In the ring of shifted symmetric functions $\Lambda^*$ there are many ways to generalize the symmetric power sums. First of all, we have the functions $$p^*_k=\sum_{i=1} \left((x_i-i+1/2)^k-(-i+1/2)^k\right)$$ (the factor 1/2 is convenient when the $x_i$ are the parts of a partition, but can replaced by any constant). For a partition $\kappa$ we let $p^*_\kappa=p^*_{\kappa_1}p^*_{\kappa_2}\cdots.$ Another shifted analogue to the power sums are the functions $p_\kappa^\#$, defined by $$p^\#_\kappa = \sum_{\lambda \vdash k} \chi_\kappa^\lambda s_\lambda^*,$$ where k=$|\kappa|$ is the size of the partition $\kappa$. Both $p_\kappa^*$ and $p_\kappa^\#$ provide a basis for $\Lambda^*$. (For more details: see the original paper 'Shifted Schur Functions' by Okounkov and Olshanski or the post On shifted symmetric power sums).
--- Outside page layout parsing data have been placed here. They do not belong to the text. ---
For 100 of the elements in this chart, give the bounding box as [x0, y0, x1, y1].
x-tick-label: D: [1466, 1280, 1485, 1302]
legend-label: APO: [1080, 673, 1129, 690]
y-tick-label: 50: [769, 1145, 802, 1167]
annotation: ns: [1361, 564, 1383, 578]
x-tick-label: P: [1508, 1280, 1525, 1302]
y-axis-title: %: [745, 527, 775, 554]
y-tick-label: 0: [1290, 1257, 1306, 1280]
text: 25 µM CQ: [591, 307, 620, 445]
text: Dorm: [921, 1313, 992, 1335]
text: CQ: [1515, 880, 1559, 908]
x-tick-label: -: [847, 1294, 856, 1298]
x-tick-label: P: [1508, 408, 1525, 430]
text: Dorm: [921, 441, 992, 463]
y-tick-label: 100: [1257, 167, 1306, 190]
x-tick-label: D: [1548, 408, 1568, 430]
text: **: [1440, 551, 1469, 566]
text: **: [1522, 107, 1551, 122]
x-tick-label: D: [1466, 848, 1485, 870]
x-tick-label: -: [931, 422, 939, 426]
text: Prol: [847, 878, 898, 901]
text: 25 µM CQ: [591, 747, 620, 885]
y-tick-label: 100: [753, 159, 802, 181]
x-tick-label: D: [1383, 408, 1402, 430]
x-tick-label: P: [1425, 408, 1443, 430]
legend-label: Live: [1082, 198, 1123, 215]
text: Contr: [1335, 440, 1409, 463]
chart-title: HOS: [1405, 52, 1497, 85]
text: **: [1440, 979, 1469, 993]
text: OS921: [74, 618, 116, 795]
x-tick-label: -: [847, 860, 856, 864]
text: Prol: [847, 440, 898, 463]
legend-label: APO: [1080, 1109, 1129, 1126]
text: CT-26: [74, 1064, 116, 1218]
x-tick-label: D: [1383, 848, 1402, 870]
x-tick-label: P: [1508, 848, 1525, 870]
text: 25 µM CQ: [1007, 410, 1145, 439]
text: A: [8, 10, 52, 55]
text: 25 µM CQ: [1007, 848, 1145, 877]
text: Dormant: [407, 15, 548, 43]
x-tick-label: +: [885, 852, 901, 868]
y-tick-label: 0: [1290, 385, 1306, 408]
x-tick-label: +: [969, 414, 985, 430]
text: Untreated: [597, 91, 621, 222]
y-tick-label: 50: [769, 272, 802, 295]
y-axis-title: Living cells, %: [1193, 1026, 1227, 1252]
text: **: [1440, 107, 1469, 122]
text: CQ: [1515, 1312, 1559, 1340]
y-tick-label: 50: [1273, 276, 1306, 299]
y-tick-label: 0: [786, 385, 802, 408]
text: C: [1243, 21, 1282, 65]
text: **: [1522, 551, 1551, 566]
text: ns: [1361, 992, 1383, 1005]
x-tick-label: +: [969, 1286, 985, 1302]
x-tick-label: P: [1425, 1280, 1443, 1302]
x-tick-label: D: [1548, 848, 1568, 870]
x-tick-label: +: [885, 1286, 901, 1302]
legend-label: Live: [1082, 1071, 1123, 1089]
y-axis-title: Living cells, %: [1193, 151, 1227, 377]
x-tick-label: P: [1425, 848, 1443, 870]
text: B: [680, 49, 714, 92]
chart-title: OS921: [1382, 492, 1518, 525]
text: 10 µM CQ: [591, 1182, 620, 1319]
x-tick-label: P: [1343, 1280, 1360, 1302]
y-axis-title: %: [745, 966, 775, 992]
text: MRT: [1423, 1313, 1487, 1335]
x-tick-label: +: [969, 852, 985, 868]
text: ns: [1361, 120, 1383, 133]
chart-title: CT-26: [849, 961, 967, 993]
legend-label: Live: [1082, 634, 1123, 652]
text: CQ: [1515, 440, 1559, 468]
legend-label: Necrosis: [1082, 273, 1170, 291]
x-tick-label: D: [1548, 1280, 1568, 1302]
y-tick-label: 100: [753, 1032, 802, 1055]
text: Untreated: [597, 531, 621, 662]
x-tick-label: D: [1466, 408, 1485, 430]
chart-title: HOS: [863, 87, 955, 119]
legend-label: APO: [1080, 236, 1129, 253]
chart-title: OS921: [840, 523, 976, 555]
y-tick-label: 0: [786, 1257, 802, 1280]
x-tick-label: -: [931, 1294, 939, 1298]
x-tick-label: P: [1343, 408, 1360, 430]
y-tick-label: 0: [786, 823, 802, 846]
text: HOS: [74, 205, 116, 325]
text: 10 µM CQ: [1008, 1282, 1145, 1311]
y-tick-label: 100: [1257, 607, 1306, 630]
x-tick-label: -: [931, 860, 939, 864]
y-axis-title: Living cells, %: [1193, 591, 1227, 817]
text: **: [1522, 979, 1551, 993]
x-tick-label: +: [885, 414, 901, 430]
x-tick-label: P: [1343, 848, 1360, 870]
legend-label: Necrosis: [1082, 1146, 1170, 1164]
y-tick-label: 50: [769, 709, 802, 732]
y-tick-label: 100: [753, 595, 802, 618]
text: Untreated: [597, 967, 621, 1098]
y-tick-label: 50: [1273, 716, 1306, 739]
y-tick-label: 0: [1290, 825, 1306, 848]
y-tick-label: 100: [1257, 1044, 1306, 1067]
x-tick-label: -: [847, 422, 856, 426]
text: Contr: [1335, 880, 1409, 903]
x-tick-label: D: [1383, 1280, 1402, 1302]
In the literature there is a vast amount of results relating different bases of $\Lambda^*$ to each other. However, the only relation between the bases by $p_\kappa^*$ and $p_\kappa^\#$ I can find is that $$p_\kappa^\#=p_\kappa^*+\textrm{lower degree terms},$$ (because the highest degree terms of $p_\kappa^\#$ and $p_\kappa^*$ equal the ordinary symmetric power sum $p_\kappa$). How can these lower degree terms be expressed in terms of $p_\kappa^*$ (or $p_\kappa^\#$)?

Question: Are there any expressions known relating $p_\kappa^*$ and $p_\kappa^\#$?